Detrás del operativo antidroga, apareció otra figura ilegal: los afters. Se trata de fiestas clandestinas donde se venden alcohol y, según se sospecha, drogas sintéticas.
“Los mismos dueños de boliches organizan fiestas de música electrónica. Además de durar más de 10 horas, y son súper locas, la gente consume éxtasis”, contó Mauro Toledo, un estudiante universitario de 21 años.
“Son fiestas iguales a las del boliche sólo que de día. Es un movimiento que creció mucho. Antes no se organizaban afters tan importantes. Ahora hay cada vez más. Acá en Tucumán todos hacen lo que se les canta”, agregó el joven en una entrevista con LA GACETA.
“Arman estos afters más que nada con fines de lucro. Ponen una o dos barras con bebida en una casa”, explicó Patricio Orellana, uno de los Dj´s más requeridos en las fiestas y boliches tucumanos. “A la bebida la venden mucho más barata que en un boliche y una de estas fiestas puede durar de 3 a 8 horas”, agregó.
“Una noche estaba de Dj en uno y cayó el IPLA. Suspendió la fiesta y secuestró todo. Hay gente que tiene muchos contactos en la Policía o en el IPLA (Instituto Provincial de Lucha contra el Alcoholismo) y logra que el encuentro no termine ni nadie se entere en dónde se está llevando a cabo”, continuó.
El músico contó que estos afters son organizados por un grupo de personas, generalmente por los mismos dueños de centros nocturnos. “Mientras menos se sepa la dirección, mucho mejor. Ellos viralizan la fiesta por las redes sociales pero el domicilio por mensaje privado”, dijo. Aclaró que utilizan se inclinan más por la red social Instagram que Facebook y WhatsApp.
“El objetivo del after siempre fue de que sigas de fiesta porque entras al boliche a las 3 y hasta las 5 te venden bebidas alcohólicas. Se les hace corta la noche y obviamente sacan más plata después”, concluyó Orellana.
Por su parte, “Sofi” (quien pidió que no se revelara su apellia), trabaja como Relaciones Públicas de un reconocido boliche electrónico y dijo que estos afters son promocionados a través de páginas de Facebook. “Nadie está obligado a consumir sustancias ni la música hace que consumas. Hay muchos que no lo hacen o sólo toman alcohol, como también tenes los que se enpastillan”, afirmó.
El consumo de sustancias creció en Tucumán de acuerdo a la información brindada por el Jefe de Toxicología de la Municipalidad capitalina Alfredo Córdoba. “El éxtasis junto al LSD son sustancias ilícitas y es lamentable lo que está sucediendo. Me parece muy bien que hayan realizado operativos porque la salud pública peligra”, dijo.

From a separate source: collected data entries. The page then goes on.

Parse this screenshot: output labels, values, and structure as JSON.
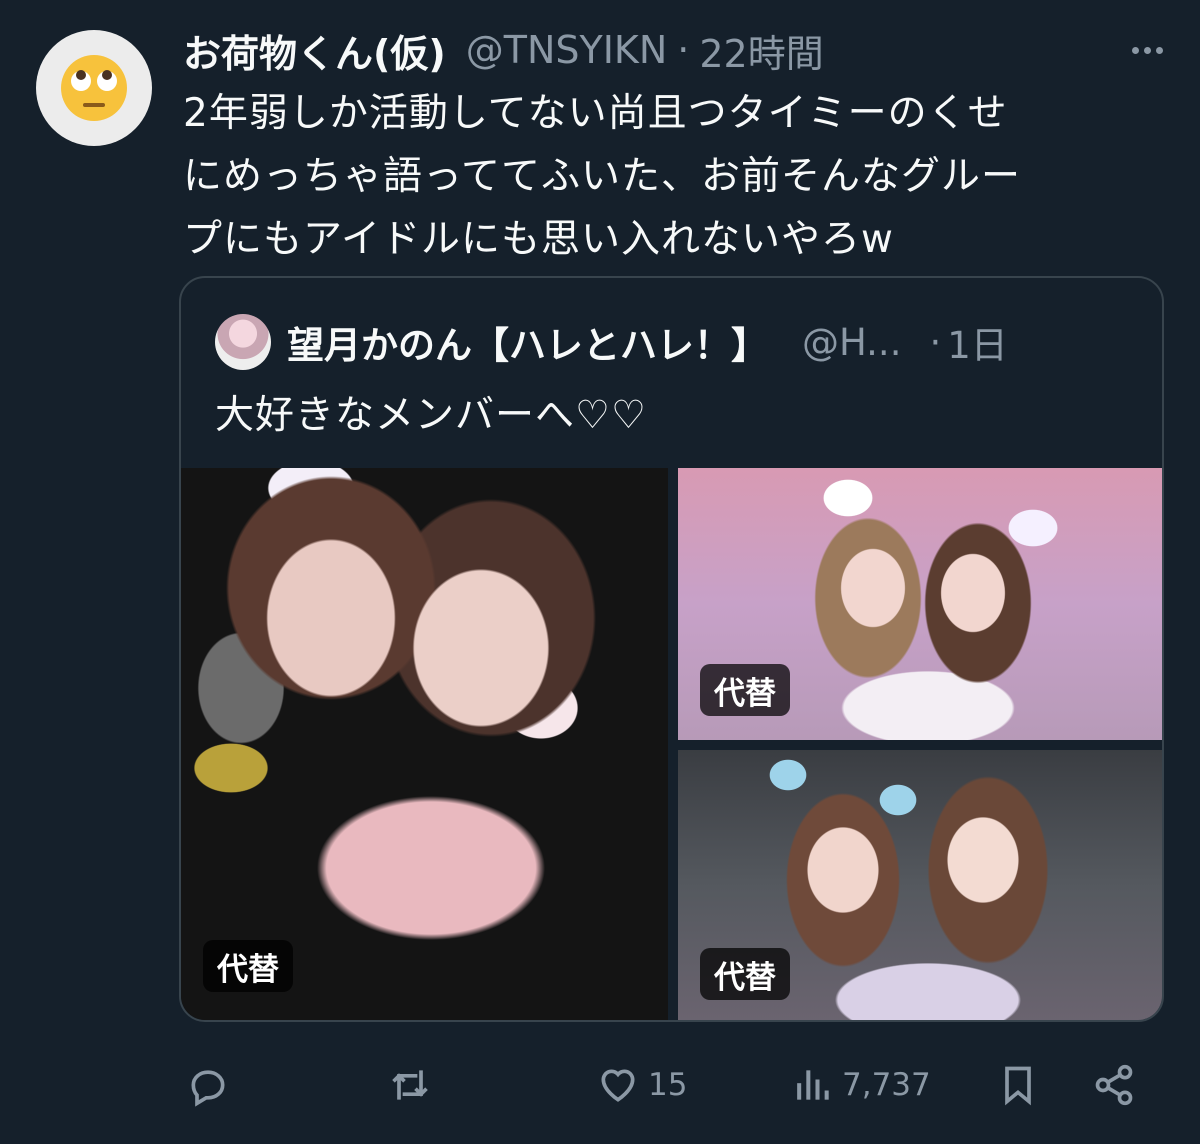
{
  "tweet": {
    "display_name": "お荷物くん(仮)",
    "handle": "@TNSYIKN",
    "separator": "·",
    "time": "22時間",
    "text_lines": [
      "2年弱しか活動してない尚且つタイミーのくせ",
      "にめっちゃ語っててふいた、お前そんなグルー",
      "プにもアイドルにも思い入れないやろw"
    ],
    "avatar_icon": "face-with-rolling-eyes-emoji"
  },
  "quote": {
    "display_name": "望月かのん【ハレとハレ！】",
    "handle": "@H...",
    "separator": "·",
    "time": "1日",
    "text": "大好きなメンバーへ♡♡",
    "media": [
      {
        "alt_label": "代替"
      },
      {
        "alt_label": "代替"
      },
      {
        "alt_label": "代替"
      }
    ]
  },
  "actions": {
    "reply": {
      "icon": "reply-icon",
      "count": ""
    },
    "retweet": {
      "icon": "retweet-icon",
      "count": ""
    },
    "like": {
      "icon": "heart-icon",
      "count": "15"
    },
    "views": {
      "icon": "views-icon",
      "count": "7,737"
    },
    "bookmark": {
      "icon": "bookmark-icon"
    },
    "share": {
      "icon": "share-icon"
    }
  },
  "colors": {
    "background": "#15202b",
    "text": "#f7f9f9",
    "secondary_text": "#8b98a5",
    "border": "#38444d"
  }
}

El especialista agregó: “Estas drogas provocan alucinaciones y son súper estimulantes. Generalmente se utilizan en fiestas electrónicas. El éxtasis provoca el aumento de la temperatura del cuerpo y por eso necesitan consumir agua”, continuó.
“Cuando comercializan estas drogas, no saben qué provoca en la persona que la consume. Hasta puede ser un menor. Al consumir sienten euforia pero después tienen un cuadro de depresión. Es realmente triste que ocurra este tipo de situación”, finalizó el especialista. (Por Luciana Nadales)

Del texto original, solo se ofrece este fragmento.